My mother-in-law also helped by bringing the sugar packets and jelly to a local women’s shelter. She raved about how useful these things would be for the battered women, but I was doubtful that a little raspberry jelly would ease their distress. It did, however, free up a few containers in my kitchen and to my mind was the most important gift of all.

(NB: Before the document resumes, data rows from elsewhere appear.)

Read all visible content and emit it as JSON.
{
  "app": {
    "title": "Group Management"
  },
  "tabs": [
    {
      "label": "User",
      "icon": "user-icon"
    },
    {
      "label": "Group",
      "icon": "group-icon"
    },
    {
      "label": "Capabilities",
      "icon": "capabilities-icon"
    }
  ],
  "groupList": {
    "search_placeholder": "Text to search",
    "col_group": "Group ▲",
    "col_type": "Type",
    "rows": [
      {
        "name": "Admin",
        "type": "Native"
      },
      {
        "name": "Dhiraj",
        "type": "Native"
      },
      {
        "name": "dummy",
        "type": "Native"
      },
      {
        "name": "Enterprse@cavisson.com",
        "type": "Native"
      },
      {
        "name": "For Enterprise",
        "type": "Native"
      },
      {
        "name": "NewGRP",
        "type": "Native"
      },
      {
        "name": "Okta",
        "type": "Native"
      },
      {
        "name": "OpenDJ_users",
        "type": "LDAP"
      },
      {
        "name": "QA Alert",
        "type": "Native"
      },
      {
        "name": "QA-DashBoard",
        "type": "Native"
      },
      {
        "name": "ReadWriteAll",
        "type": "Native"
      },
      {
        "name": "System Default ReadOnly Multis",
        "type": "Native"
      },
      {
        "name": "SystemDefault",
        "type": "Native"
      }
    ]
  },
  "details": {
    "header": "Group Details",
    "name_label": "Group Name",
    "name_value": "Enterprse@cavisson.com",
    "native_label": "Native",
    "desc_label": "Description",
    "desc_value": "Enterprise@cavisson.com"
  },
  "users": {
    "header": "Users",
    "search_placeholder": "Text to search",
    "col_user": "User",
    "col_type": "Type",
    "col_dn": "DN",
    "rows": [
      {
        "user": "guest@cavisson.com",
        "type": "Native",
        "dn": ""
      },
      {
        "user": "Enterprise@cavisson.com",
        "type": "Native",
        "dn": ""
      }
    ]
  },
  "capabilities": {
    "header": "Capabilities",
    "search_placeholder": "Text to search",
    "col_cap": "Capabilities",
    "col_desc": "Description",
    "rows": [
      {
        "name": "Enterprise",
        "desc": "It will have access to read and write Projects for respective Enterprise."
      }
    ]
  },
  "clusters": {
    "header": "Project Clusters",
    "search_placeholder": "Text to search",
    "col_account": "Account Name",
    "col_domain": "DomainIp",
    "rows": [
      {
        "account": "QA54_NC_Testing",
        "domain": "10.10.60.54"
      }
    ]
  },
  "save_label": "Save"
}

After my mother died and I began the painful process of sorting through her possessions, I began to get a leg up on my inventory of sugar packets. I ended deciding to just let go and found myself heaving shopping bags filled with sugar packets, jelly and cups into the trash feeling guilty for throwing away something perfectly useful, but knowing perfectly well that I still had more than enough to last me for quite a long while—or so I thought.
It wasn’t until two months ago when I went searching for another stash of sugar packets that I realized I had finally run out. It was inevitable that I dealt with the expected sadness and grief in knowing that once again my mother was right: “You Can Never Have Too Much Sugar.”